Nella sentenza n. 15304 del 17 luglio 2020 la Corte di Cassazione chiarisce quale sia l'onere probatorio a carico dell'appaltatore nel caso di recesso del committente dal contratto di appalto.
Giovedi 6 Agosto 2020 |
Il caso: Il Tribunale di Cuneo dichiarava che tra il Condominio beta e l'impresa Alfa era stato concluso un contratto di appalto dal quale il Condominio era receduto ex articolo 1671 c.c. e rigettava la domanda di condanna del Condominio al risarcimento del danno.
Contro la sentenza proponeva appello l'impresa Alfa lamentando che il Tribunale non aveva provveduto alla liquidazione equitativa del danno ex articolo 1226 c.c., dal medesimo patito; si costituiva in giudizio il Condominio, assumendo che l'impresa non aveva dimostrato ne' le spese sostenute, ne' i lavori eseguiti, ne' il mancato guadagno.
La Corte d'Appello accoglieva in parte l'appello e, nello specifico, accoglieva la domanda di indennizzo per lucro cessante: per la Corte di merito è notorio che la parte contrattuale che subisca l'interruzione di un rapporto in essere venga privata dell'utile che dall'esecuzione del contratto le sarebbe derivato, ove controparte non dimostri (come nella specie) un aliunde perceptum; riconosceva quindi in favore dell'impresa la percentuale del 10% del corrispettivo imponibile dell'appalto, e cio' analogamente a quanto previsto in materia di appalti pubblici.
Il Condominio ricorre in Cassazione per la riforma della sentenza di secondo grado, lamentando:
- violazione delle norme che regolano l'onere della prova;
- nonche' violazione del principio di vicinanza della prova ex articolo 2697 c.c., in relazione all'affermazione secondo cui sarebbe stato onere di parte convenuta dimostrare l'aliunde perceptum dell'impresa.

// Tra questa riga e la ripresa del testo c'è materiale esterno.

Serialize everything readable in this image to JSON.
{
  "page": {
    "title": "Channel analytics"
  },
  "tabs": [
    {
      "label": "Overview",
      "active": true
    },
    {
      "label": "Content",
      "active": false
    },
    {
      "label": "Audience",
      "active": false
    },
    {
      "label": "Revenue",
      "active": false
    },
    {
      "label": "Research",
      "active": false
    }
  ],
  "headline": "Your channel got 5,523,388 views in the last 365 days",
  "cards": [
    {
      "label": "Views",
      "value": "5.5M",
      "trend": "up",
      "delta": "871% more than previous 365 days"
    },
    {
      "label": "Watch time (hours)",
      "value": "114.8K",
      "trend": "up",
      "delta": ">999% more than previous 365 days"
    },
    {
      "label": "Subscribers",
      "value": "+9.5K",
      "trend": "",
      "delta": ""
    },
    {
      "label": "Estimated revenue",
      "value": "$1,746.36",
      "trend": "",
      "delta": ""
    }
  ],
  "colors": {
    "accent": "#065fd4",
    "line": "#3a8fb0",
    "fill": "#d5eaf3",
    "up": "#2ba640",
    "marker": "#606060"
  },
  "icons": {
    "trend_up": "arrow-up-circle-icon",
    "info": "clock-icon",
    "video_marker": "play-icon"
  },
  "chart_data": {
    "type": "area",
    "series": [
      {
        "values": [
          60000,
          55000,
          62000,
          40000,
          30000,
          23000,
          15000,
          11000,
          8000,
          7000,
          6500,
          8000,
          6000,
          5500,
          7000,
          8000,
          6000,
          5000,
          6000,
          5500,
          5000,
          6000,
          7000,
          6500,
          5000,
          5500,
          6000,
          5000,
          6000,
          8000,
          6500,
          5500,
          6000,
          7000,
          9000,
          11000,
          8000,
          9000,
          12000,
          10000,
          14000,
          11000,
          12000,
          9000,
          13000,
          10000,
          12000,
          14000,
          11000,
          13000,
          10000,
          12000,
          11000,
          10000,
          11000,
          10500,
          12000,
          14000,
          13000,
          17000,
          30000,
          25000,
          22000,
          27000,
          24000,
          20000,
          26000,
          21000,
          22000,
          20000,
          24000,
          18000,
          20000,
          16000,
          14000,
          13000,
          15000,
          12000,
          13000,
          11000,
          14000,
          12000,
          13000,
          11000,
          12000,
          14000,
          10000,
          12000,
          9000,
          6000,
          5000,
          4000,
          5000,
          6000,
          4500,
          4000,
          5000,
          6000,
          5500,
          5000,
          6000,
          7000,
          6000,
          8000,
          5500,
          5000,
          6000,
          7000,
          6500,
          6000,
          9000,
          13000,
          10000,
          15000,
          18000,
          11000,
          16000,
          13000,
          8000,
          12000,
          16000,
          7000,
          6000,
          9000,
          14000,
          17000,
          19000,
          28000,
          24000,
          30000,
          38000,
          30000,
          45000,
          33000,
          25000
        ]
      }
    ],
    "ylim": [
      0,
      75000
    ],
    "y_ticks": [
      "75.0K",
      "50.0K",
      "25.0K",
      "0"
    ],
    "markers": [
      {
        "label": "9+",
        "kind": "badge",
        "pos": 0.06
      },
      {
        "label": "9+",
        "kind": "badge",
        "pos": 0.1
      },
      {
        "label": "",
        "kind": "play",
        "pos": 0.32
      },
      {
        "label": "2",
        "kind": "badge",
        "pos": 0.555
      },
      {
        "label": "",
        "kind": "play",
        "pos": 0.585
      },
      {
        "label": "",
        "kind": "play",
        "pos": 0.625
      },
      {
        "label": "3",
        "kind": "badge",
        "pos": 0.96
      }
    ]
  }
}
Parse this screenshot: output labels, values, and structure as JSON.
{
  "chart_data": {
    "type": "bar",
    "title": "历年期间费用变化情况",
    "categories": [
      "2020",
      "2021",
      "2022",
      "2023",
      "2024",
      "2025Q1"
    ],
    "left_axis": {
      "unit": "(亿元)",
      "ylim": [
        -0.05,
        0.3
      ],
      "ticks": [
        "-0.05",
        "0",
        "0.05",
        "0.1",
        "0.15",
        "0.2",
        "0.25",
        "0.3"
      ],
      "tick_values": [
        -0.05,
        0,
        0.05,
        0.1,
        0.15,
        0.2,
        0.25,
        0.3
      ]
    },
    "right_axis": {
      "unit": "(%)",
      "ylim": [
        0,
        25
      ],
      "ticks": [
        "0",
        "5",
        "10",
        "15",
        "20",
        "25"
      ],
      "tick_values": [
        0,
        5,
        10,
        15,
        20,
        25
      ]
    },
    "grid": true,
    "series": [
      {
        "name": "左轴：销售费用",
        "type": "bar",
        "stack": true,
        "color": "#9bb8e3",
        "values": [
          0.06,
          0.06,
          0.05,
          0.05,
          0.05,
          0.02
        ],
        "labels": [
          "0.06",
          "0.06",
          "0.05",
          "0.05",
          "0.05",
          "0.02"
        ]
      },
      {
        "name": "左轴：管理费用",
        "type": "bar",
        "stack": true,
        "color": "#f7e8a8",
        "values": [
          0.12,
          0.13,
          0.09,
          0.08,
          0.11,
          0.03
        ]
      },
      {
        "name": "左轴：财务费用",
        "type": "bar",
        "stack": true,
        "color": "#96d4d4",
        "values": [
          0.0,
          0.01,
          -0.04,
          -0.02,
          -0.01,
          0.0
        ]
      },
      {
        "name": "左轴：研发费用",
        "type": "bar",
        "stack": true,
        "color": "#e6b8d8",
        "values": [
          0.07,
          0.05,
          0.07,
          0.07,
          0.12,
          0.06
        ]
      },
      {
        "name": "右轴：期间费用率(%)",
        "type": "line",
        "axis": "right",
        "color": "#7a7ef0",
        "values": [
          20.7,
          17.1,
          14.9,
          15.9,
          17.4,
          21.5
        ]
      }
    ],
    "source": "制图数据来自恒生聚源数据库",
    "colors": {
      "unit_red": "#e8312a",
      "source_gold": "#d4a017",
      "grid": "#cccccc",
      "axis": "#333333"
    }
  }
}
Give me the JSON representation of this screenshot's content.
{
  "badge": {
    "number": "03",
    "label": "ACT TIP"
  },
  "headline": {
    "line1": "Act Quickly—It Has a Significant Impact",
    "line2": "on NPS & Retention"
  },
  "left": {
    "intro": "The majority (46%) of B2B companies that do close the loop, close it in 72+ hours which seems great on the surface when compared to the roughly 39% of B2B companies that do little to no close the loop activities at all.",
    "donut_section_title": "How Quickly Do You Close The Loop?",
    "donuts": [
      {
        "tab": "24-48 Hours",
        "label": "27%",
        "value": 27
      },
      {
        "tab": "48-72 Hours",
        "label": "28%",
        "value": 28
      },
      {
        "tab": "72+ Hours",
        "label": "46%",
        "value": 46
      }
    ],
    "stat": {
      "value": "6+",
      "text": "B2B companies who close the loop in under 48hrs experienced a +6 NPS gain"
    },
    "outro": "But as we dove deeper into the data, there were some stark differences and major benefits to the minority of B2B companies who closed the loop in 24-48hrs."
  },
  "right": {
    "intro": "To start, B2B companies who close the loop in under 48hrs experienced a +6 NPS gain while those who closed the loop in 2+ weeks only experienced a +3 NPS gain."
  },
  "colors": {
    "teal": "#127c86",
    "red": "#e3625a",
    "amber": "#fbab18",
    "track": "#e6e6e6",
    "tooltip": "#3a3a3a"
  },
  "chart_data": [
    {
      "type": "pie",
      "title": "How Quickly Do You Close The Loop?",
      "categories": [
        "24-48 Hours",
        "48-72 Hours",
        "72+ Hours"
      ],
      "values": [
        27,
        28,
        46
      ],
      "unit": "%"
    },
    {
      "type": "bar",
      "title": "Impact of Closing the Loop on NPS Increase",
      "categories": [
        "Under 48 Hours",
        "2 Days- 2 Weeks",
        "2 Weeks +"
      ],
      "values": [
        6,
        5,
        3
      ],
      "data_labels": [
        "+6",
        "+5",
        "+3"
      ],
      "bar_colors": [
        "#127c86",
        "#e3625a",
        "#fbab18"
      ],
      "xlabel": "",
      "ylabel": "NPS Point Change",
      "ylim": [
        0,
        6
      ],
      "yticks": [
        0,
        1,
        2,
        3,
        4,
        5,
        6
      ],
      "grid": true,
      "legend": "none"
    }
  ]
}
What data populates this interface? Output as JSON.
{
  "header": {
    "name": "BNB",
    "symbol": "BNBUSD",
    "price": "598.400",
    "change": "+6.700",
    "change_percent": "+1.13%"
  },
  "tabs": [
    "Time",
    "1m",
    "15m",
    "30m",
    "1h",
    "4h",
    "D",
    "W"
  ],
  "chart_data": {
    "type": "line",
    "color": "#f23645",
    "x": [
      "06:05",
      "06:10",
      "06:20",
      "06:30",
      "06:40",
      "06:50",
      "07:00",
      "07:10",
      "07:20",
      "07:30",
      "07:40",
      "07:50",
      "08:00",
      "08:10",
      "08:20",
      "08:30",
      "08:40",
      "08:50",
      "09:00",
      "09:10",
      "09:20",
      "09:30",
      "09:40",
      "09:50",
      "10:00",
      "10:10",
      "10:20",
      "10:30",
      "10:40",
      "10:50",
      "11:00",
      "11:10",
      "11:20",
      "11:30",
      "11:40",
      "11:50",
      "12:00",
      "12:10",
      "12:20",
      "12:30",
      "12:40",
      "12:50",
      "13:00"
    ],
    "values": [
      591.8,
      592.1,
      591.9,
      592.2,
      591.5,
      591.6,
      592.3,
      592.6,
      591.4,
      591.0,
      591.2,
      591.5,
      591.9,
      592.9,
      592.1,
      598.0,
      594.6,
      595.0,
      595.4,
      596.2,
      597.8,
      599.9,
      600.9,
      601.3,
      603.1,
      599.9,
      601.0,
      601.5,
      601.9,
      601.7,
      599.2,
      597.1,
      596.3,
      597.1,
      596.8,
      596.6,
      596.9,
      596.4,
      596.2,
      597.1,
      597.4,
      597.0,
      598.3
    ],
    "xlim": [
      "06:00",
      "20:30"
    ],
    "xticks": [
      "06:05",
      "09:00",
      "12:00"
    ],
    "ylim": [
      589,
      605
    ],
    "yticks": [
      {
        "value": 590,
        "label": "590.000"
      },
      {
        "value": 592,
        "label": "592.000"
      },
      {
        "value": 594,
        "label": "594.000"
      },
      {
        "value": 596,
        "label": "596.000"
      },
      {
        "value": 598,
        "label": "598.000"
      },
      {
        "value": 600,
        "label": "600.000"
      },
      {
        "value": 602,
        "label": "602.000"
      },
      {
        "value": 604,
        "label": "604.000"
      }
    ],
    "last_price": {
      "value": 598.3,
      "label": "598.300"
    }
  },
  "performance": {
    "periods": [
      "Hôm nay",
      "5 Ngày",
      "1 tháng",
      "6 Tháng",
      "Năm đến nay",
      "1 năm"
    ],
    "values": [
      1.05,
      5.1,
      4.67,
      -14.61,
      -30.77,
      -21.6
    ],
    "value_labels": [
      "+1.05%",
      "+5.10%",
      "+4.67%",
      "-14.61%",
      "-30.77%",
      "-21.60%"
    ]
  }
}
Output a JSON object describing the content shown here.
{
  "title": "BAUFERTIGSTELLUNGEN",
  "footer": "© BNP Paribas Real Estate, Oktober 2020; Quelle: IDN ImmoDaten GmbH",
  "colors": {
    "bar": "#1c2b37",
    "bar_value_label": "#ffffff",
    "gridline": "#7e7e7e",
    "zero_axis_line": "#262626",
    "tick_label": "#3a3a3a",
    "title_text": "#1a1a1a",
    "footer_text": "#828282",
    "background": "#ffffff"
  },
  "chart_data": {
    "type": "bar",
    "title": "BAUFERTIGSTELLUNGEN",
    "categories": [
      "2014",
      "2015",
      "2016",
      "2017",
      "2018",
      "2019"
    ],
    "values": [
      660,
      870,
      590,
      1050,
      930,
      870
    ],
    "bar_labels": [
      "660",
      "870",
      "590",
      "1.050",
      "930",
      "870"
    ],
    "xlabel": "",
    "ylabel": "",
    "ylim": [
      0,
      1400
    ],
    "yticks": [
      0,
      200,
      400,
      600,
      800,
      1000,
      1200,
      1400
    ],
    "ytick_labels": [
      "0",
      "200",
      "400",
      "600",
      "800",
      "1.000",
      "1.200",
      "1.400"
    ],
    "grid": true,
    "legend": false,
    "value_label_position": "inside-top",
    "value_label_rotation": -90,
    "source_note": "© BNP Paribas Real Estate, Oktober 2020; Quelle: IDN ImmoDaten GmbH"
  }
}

Per la Suprema Corte il motivo è fondato: in materia di appalto è orientamento costante che:
a) in ipotesi di recesso unilaterale del committente dal contratto d'appalto, ai sensi dell'articolo 1671 c.c., grava sull'appaltatore, che chiede di essere indennizzato del mancato guadagno, l'onere di dimostrare quale sarebbe stato l'utile netto da lui conseguibile con l'esecuzione delle opere appaltate, costituito dalla differenza tra il pattuito prezzo globale dell'appalto e le spese che si sarebbero rese necessarie per la realizzazione delle opere, restando salva per il committente la facolta' di provare che l'interruzione dell'appalto non ha impedito all'appaltatore di realizzare guadagni sostitutivi ovvero gli ha procurato vantaggi diversi;
b) la Corte distrettuale ha, viceversa erroneamente affermato, mediante l'apodittico richiamo al fatto notorio, che la (non altrimenti provata) sussistenza dell'an del pregiudizio dovrebbe ritenersi dimostrata non gia' in ragione della prova offerta dall'appaltatore, bensi' della mancata allegazione da parte del committente dall'aliunde perceptum.